Configuration	Description
w/o modulation invariance	Modulation information cannot be consolidated into feedforward weights; performance degrades
w/o historical modulation consolidation	Loss of discriminability on old tasks; forgetting intensifies
w/o view-invariance	General representation quality degrades

Key Findings¶

As little as 1% labels yields significant performance gains, demonstrating the high label efficiency of the modulation mechanism.
Modulation invariance is the key component — it transfers information from "additional parameters" into the shared feedforward weights.
Consolidation with historical modulations effectively prevents representation drift; modulation parameters serve as lightweight "task memories" that stabilize representations.

Highlights & Insights¶

Precise Engineering Mapping of Biological Inspiration: Rather than vaguely invoking brain inspiration, this work precisely maps a concrete biological mechanism from the neocortex — top-down modulation that influences activity patterns without altering synaptic weights — to an engineering solution of affine transformation + contrastive learning.
Modulation as a Lightweight Knowledge Interface: Each new class requires learning only a few affine parameters (far fewer than a fully connected layer), which are then "compiled" into the feedforward network via consolidation — elegantly separating knowledge acquisition from knowledge consolidation.
Extreme Label Efficiency at 1%: TMCL surpasses supervised methods requiring far more labels under extremely sparse label settings, demonstrating that the key is not the quantity of labels but how they are utilized.

Limitations & Future Work¶

Requires Knowledge of New Class Onset: The method assumes that the arrival of new class labels is known; in real-world scenarios, class boundaries may be ambiguous and a new class detection mechanism would be needed.
Accumulation of Modulation Parameters: As the number of learned classes grows, historical modulation parameters grow linearly; storage and computation of the consolidation loss may become a bottleneck after learning 1,000+ classes.
Evaluated Only on Visual Classification: Validation in NLP or multimodal continual learning settings is absent, and adaptation to Transformer architectures is unexplored.
Distribution Assumption for 1% Labels: Uniform sampling of the 1% labels is assumed, whereas in practice labels may appear in bursts or be unevenly distributed.
Negative Sample Dependency in Contrastive Learning: The quality of negative samples in the current batch directly affects contrastive consolidation; performance may degrade under small batch sizes.
Future Directions: (1) Automatic detection of new class onset rather than relying on manual annotation; (2) compression or merging of historical modulation parameters to reduce accumulation overhead; (3) extension of the modulation mechanism to Transformer/ViT architectures; (4) exploration of prompt tuning as an alternative modulation form to affine transformations.

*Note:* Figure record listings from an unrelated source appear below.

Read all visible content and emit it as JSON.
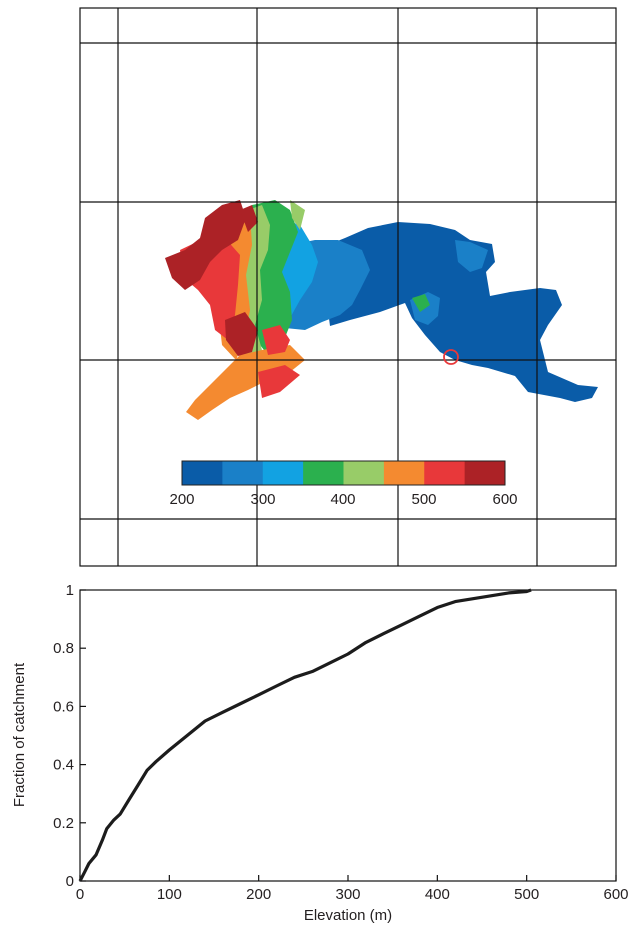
{
  "colors": {
    "elevation_classes": [
      "#0a5ca8",
      "#1a80c8",
      "#12a2e2",
      "#2bb04e",
      "#98cc68",
      "#f48a30",
      "#e8383a",
      "#ac2226"
    ],
    "outlet_marker": "#e8383a",
    "grid": "#111111",
    "curve": "#1c1c1c"
  },
  "map": {
    "colorbar": {
      "tick_labels": [
        "200",
        "300",
        "400",
        "500",
        "600"
      ]
    }
  },
  "chart_data": {
    "type": "line",
    "title": "",
    "xlabel": "Elevation  (m)",
    "ylabel": "Fraction of catchment",
    "xlim": [
      0,
      600
    ],
    "ylim": [
      0,
      1
    ],
    "xticks": [
      "0",
      "100",
      "200",
      "300",
      "400",
      "500",
      "600"
    ],
    "yticks": [
      "0",
      "0.2",
      "0.4",
      "0.6",
      "0.8",
      "1"
    ],
    "grid": false,
    "series": [
      {
        "x": [
          0,
          5,
          10,
          18,
          25,
          30,
          38,
          45,
          55,
          65,
          75,
          85,
          100,
          120,
          140,
          160,
          180,
          200,
          220,
          240,
          260,
          280,
          300,
          320,
          340,
          360,
          380,
          400,
          420,
          440,
          460,
          480,
          500,
          505
        ],
        "y": [
          0,
          0.03,
          0.06,
          0.09,
          0.14,
          0.18,
          0.21,
          0.23,
          0.28,
          0.33,
          0.38,
          0.41,
          0.45,
          0.5,
          0.55,
          0.58,
          0.61,
          0.64,
          0.67,
          0.7,
          0.72,
          0.75,
          0.78,
          0.82,
          0.85,
          0.88,
          0.91,
          0.94,
          0.96,
          0.97,
          0.98,
          0.99,
          0.995,
          1.0
        ]
      }
    ]
  }
}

vs. EWC/SI and other regularization methods: These methods prevent forgetting by penalizing changes to important weights, which is indirect and conservative; TMCL directly separates modulation from feedforward weights, yielding a more elegant solution.
vs. Experience Replay: Replay requires storing past samples; TMCL stores only modulation parameters (far more lightweight) and raises no privacy concerns.
vs. LUMP/CaSSLe and other unsupervised continual learning methods: These methods do not leverage labels; TMCL demonstrates that "very few labels + correct utilization" is far superior to "no labels."
Insight: The modulation invariance idea is broadly applicable — any form of "conditional information" can in principle be "compiled" into network weights via a similar mechanism.

Rating¶

Novelty: ⭐⭐⭐⭐ The combination of biologically inspired modulation and contrastive consolidation is novel with a clear mechanism.
Experimental Thoroughness: ⭐⭐⭐ Limited by abstract-level information; specific dataset and metric details are insufficient.
Writing Quality: ⭐⭐⭐⭐ The abstract is clearly written with a complete motivation chain grounded in biological inspiration.
Value: ⭐⭐⭐⭐ Opens a new direction for sparsely supervised continual learning; modulation invariance is a transferable core idea.